Tomarnos en serio la política
«En las épocas definidas por un moralismo extremo —y a menudo inquisitorial—, conviene guardar las distancias: su lenguaje, sus palabras, alimentan la división»
Tomo nota de un texto del francés Paul Beauchamp. Nos recuerda que la envidia anida junto al espíritu de la mentira y que ambas nos alejan de la realidad, infectándola y convirtiéndonos en esclavos desprovistos de auténtica libertad. Él piensa en términos de imágenes y de ambigüedad, y se plantea de qué modo estas imágenes ambivalentes se vinculan con nosotros y nos transforman. En la mentira, al igual que en la envidia, tan importante es lo que se dice como lo que se oculta debajo de la superficie, lo que permanece silenciado pero operativo, con su filo aguzado y amenazante. La mentira es el velo de lo inconfesable —nos dirá—, reducido a sus últimas trincheras. Sin embargo, no es sólo eso: también se presenta como una justicia falsa, como el rostro invertido de lo verdadero. En ese juego de imágenes y contraimágenes, aparece la duda y, junto a ella, la sospecha.
La mentira anhela que no creamos en la verdad y, por tanto, que vinculemos nuestra esperanza a una fe opuesta a lo verdadero. «Hay muchos casos —escribe Beauchamp— en los que el odio se presenta bajo la apariencia de una voluntad de compartir». Estas palabras resuenan no sólo en la historia, sino que deberían tener un eco inmediato en nuestra experiencia política y en la ideología que asumimos. «En el juicio de Salomón —prosigue el autor francés—, la prostituta envidiosa se muestra satisfecha por cortar el niño en dos mitades: para ella, eso es justicia. Pero, a los ojos de Salomón, tal justicia sólo revela odio. La verdadera madre, por el contrario, prefiere sufrir una injusticia con tal que el niño viva: ¡ahí está la justicia!».
«Se puede comprobar cómo, día a día, tras los valores que proclaman los propagandistas de la ideología se ocultan otras pulsiones»
Beauchamp es un pensador extraordinariamente fino, perturbador incluso. No resulta fácil seguirle en los meandros de su pensamiento, aunque compensa el esfuerzo. La envidia alimenta la mentira y ésta empobrece la realidad. Lo característico de una justicia falsa, nos dirá, pasa por argumentar que todo se sostiene en la ley.
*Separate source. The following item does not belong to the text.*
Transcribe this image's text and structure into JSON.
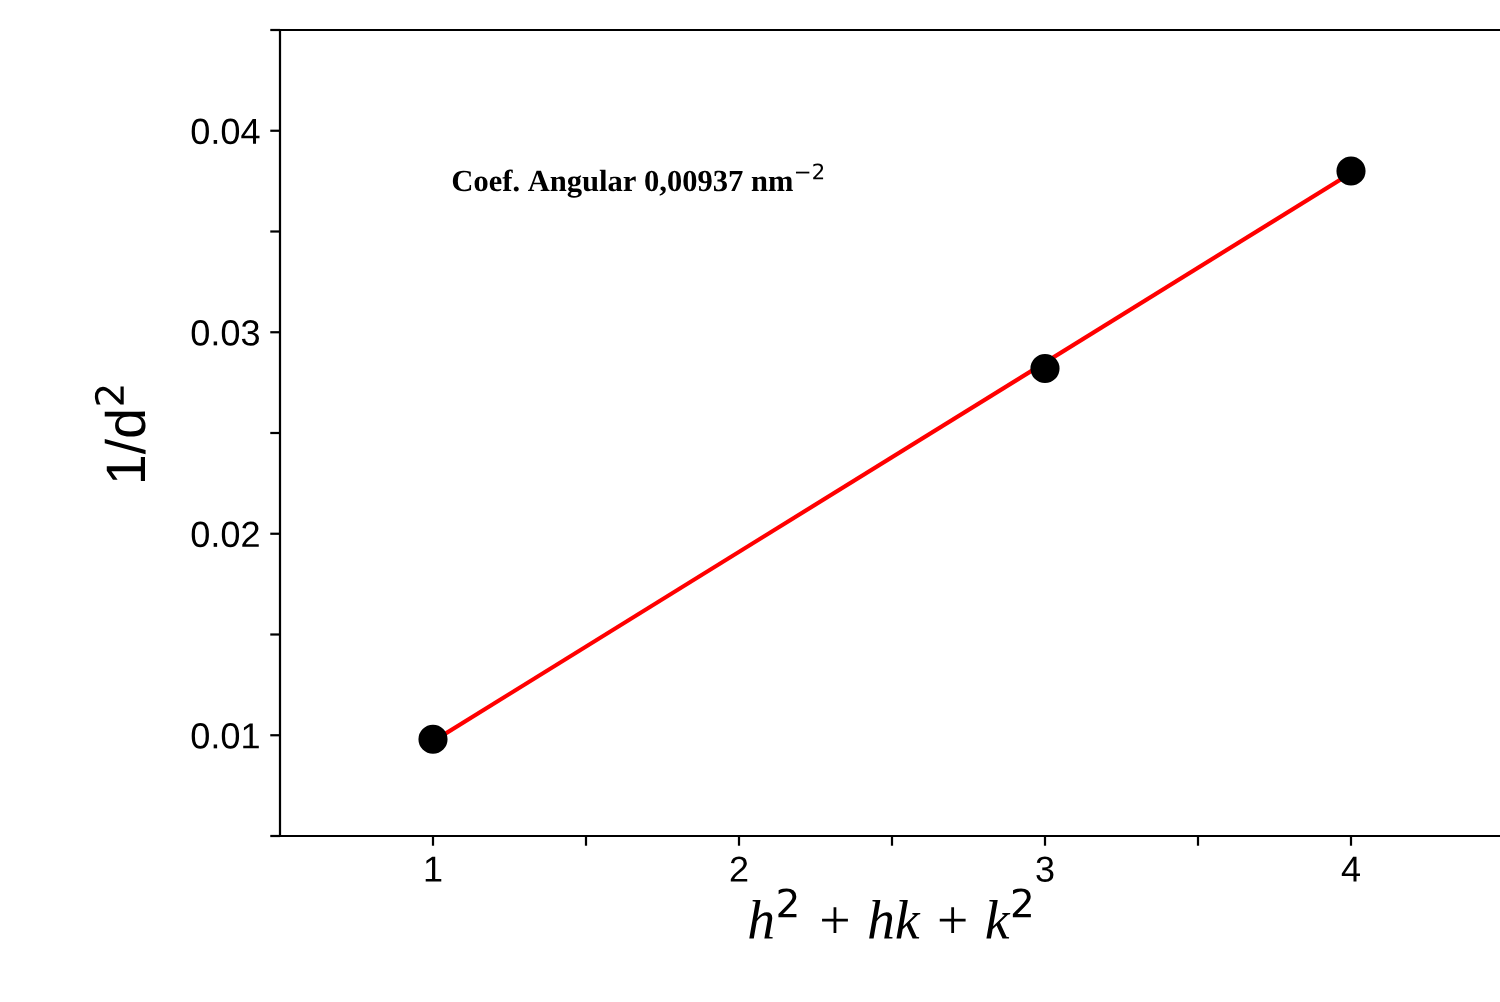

La ley, convertida en una divinidad pérfida, encubierta bajo el aspecto del bien. ¿Cabría afirmar lo mismo de la política? Pienso que es indudable. Se puede comprobar cómo, día a día, tras los grandes valores que proclaman los propagandistas de la ideología se ocultan otras pulsiones. Es sólo al final del camino, con la ruta casi completada, cuando esta realidad velada emerge y se pone de manifiesto. Tomarnos en serio la política supondría aprender a discernir lo que disimulan las palabras, reconocer el engaño de tantas apariencias.
Junto a la ley, que aspira a reglamentar todos los aspectos de la vida, la burocracia se propone someter —también en su totalidad— las relaciones económicas. Ambas asfixian la realidad y cercenan su poder creador. Si lo principal de la vida no es reductible a la ley, se dirá que lo principal de la economía tampoco cabe en la burocracia. Más bien al contrario. Las apariencias del bien nos pierden, porque detrás de su justicia se esconden algo diferente: ya sea el rencor o el odio, la envidia o la voluntad de dominio. Por supuesto, la dialéctica del poder no constituye una dialéctica de la verdad. Esto lo supimos siempre. La dialéctica de la justicia ligada al poder —o como recurso del poder—, tampoco. En las épocas definidas por un moralismo extremo —y a menudo inquisitorial—, conviene guardar las distancias: su lenguaje, sus palabras, alimentan la división. No el reencuentro. Conviene que no lo olvidemos.